João Carlos conta que costumava ficar encostado com Auxiliadora na parede da Delegacia de Casa Amarela, observando as pessoas que passavam com sacolas e anotando o que elas compravam. Também avaliavam o mercado como consumidores, fazendo feira duas vezes por semana para conferir preços e atendimento da concorrência.
O varejo naquela região nos Anos 60 era comandado pelos empresários de Zé Bodinho e João Arruda, mas não existia um supermercado com o padrão do estreante Bompreço no bairro. A unidade com 518 m2 de área de venda inaugurou com o slogan: “Uma loja em Casa Amarela, servindo a cidade inteira”. Abriu com 70 funcionários e oito caixas, mas o crescimento frenético do movimento exigiu mais quatro checkouts.
O nome Bompreço surgiu da tentativa de fazer frente ao concorrente Comprebem. “Eles tinham um nome excelente e precisávamos de algo no mesmo nível.
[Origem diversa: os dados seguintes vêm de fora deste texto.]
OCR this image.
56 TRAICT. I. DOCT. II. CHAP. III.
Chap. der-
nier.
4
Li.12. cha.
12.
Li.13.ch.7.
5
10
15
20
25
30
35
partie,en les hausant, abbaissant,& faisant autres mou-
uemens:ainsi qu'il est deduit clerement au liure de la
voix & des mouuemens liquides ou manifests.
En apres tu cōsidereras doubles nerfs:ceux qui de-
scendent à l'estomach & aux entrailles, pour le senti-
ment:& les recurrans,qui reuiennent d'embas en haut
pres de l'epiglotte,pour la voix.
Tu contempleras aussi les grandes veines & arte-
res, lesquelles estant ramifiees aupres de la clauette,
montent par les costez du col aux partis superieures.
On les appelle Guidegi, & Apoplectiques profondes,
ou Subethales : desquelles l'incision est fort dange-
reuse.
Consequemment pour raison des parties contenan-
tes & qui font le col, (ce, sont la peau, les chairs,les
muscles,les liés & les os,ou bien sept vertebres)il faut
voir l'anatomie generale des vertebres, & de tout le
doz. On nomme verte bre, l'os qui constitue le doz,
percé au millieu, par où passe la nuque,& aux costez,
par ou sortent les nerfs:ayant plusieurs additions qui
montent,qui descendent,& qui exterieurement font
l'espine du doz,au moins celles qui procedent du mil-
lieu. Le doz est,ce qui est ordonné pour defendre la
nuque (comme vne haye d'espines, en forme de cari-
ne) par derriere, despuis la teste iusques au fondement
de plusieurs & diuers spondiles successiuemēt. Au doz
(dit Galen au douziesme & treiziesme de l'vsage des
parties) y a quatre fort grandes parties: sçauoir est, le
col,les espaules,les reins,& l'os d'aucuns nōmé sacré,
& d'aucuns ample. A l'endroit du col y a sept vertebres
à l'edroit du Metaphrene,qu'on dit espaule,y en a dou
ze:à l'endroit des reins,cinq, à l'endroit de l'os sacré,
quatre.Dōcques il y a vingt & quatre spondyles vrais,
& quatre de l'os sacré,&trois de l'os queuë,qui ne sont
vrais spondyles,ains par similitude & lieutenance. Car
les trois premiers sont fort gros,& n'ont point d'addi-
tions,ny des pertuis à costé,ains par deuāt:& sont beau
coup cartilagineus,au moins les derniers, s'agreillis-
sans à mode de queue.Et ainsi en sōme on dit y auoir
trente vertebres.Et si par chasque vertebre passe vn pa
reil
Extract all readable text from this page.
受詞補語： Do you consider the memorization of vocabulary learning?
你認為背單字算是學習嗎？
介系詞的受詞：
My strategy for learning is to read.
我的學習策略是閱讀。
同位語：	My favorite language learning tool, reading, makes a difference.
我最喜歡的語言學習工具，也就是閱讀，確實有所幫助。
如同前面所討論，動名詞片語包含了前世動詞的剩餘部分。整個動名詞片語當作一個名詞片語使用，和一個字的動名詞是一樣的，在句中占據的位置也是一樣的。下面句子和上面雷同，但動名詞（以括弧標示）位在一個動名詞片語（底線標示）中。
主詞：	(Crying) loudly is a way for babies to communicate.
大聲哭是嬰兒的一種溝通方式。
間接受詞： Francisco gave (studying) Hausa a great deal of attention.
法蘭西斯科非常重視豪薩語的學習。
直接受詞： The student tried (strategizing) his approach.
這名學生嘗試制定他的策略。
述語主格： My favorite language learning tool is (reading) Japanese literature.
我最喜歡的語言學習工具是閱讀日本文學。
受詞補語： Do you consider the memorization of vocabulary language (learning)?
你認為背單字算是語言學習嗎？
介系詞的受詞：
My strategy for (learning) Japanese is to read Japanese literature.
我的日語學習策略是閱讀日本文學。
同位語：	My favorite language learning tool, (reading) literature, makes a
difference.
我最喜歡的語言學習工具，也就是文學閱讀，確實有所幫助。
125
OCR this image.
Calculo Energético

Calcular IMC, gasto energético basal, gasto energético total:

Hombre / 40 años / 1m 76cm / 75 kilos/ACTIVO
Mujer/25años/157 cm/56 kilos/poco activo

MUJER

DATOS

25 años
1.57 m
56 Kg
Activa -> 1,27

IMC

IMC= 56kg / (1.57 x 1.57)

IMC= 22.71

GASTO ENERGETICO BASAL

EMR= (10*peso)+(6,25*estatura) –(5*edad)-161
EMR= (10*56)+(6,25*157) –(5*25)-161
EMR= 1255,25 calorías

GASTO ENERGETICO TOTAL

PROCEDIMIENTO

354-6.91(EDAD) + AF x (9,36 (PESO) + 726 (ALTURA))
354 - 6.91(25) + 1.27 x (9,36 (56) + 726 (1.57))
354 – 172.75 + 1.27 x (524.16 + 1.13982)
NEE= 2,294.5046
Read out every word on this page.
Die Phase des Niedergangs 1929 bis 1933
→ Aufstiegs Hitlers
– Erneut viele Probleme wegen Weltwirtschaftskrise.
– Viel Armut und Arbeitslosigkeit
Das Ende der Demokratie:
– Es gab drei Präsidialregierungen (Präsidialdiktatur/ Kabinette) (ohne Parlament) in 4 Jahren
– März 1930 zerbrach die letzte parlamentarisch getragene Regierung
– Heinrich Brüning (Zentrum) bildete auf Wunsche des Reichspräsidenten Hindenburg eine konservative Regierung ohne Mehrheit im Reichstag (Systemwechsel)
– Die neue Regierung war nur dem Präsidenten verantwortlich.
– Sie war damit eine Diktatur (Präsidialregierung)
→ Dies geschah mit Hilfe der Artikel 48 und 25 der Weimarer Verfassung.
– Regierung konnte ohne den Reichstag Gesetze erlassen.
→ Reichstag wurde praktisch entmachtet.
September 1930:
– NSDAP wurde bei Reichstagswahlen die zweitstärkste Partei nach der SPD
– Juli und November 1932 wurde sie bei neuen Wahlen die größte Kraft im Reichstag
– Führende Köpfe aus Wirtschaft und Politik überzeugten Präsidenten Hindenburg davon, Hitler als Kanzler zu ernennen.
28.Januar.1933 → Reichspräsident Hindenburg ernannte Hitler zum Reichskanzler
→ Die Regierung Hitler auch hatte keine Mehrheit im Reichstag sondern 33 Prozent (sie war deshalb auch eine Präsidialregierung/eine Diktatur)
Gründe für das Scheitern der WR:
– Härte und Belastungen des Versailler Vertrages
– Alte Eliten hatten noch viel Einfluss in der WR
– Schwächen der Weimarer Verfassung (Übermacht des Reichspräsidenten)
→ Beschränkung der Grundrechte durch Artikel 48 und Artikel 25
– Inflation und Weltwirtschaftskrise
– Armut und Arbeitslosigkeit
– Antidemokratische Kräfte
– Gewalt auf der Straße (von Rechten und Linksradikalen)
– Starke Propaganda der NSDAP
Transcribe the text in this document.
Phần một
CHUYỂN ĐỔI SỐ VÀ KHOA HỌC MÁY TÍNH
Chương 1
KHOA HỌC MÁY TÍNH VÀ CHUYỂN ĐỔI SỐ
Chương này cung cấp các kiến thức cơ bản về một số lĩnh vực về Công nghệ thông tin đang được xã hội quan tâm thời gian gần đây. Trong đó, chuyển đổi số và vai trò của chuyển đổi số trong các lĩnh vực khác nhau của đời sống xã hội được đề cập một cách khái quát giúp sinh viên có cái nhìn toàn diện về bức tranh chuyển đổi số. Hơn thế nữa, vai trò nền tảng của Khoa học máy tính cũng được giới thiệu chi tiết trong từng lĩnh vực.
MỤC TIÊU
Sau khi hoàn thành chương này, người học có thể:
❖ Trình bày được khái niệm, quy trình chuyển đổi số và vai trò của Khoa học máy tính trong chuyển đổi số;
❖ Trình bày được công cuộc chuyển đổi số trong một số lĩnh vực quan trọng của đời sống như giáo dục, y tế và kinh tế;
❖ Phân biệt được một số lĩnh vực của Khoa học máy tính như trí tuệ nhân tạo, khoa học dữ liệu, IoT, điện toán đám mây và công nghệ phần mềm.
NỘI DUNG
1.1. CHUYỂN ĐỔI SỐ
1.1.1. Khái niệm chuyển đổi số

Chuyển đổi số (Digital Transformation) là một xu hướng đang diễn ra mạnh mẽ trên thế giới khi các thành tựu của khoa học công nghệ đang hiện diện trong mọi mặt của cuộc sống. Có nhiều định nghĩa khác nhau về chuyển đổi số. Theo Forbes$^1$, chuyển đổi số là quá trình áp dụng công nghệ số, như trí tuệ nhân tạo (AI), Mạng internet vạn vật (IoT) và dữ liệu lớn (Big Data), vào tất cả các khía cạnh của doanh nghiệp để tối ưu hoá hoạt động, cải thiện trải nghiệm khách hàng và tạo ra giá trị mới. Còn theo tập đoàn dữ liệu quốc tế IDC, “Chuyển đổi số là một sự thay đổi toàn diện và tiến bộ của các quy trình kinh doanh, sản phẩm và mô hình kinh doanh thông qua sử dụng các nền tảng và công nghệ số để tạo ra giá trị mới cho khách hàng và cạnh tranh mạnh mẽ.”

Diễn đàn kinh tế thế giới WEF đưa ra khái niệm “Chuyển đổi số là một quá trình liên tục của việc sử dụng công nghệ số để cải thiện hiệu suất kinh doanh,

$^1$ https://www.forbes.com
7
Convidamos um marqueteiro de Aracaju (Francisco Rosa) e ele apresentou uma lista com 20 sugestões, mas ficamos entre Paguepouco, Paguemenos e Bompreço e quem fez a escolha final foi Auxiliadora”, lembra. Dois meses após a inauguração, o supermercado já agitava a concorrência. Os comerciantes anotavam os valores das mercadorias no Bompreço e prometiam preço mais barato nas suas lojas. “Mas nós não ficamos atrás e entramos na briga”, diz.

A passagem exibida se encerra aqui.